The Business Process Workflow Data Warehouse – Part 1

In my previous post I introduced a particular type of Data Warehouse, one focused on business processes.  I pointed out six differences between a traditional, transaction-based data warehouse and the business process workflow-oriented warehouse.  This section will cover the first 3 items in the list:
1. Business processes span long periods of time, some take hours, but others months or even years.
2. Workflows don’t have definite time periods and some may not end.
3. Workflows almost always require accumulating facts that must be updated after they are stored when more data arrives.
These assertions force us to think about fact tables differently than we are accustomed to.  Business process workflows modeled as fact tables will often be factless, but with a large number of dimensions.  Business processes often don’t have an obvious value that should be measured, so the important value to measure is the ‘fact’ that the business process has occurred or is occurring, and the length of time the workflow has taken to complete.  These types of fact tables become the norm, instead of the exception that they are in the transactional data warehouse.

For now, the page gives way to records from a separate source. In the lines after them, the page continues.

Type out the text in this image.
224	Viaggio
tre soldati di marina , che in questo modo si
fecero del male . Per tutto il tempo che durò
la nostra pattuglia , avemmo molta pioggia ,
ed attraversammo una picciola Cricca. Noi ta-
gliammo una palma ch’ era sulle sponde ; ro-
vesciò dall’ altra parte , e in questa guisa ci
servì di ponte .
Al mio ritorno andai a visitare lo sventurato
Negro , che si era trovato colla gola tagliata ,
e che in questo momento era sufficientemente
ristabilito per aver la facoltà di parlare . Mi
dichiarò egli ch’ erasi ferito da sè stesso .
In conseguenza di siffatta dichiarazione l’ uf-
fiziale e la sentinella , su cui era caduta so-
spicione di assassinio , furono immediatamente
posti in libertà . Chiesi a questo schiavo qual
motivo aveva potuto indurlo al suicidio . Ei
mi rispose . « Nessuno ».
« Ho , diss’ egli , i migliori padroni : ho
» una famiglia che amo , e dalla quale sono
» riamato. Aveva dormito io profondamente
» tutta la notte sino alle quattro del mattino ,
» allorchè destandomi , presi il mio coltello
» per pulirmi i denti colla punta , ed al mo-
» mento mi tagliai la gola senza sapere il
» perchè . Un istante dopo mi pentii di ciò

This type of table is known as an accumulating fact table, as termed by the widely used Kimball methodology for developing data warehouses.  An accumulating fact table is updated as new data emerges when all of the data is not present at the time the fact row is created.  For example, I worked on a data warehouse where children were placed in foster homes by social services.  The placement of a child prompts the creation of a fact row in the data warehouse, but several columns of the fact could not be populated, since they had not yet occurred.  Data such as the end date of the placement and the placement end reason are not known until the placement comes to an end at some indeterminate date in the future.  However, creating the fact at the time the placement begins has value since it can be used to measure the number of children in placement in various ways using a number of dimensions.  The process from beginning to end often takes months and can take years.
Don’t worry about having to update this kind of table several times after it’s been stored.  This will  be a common event in a business process workflow data warehouse.  In the example of the child’s placement, several checkpoints along the way generate more data.  The dates of the checkpoints and any relevant data about the checkpoints is captured and the fact row is updated with the new data.  Before the late arriving data arrives, any dimension pointers for that data will point to a dimensional value called ‘Unknown Value’ or ‘Data not Available’.  This provided our users with a good way to know that the placement hasn’t ended yet.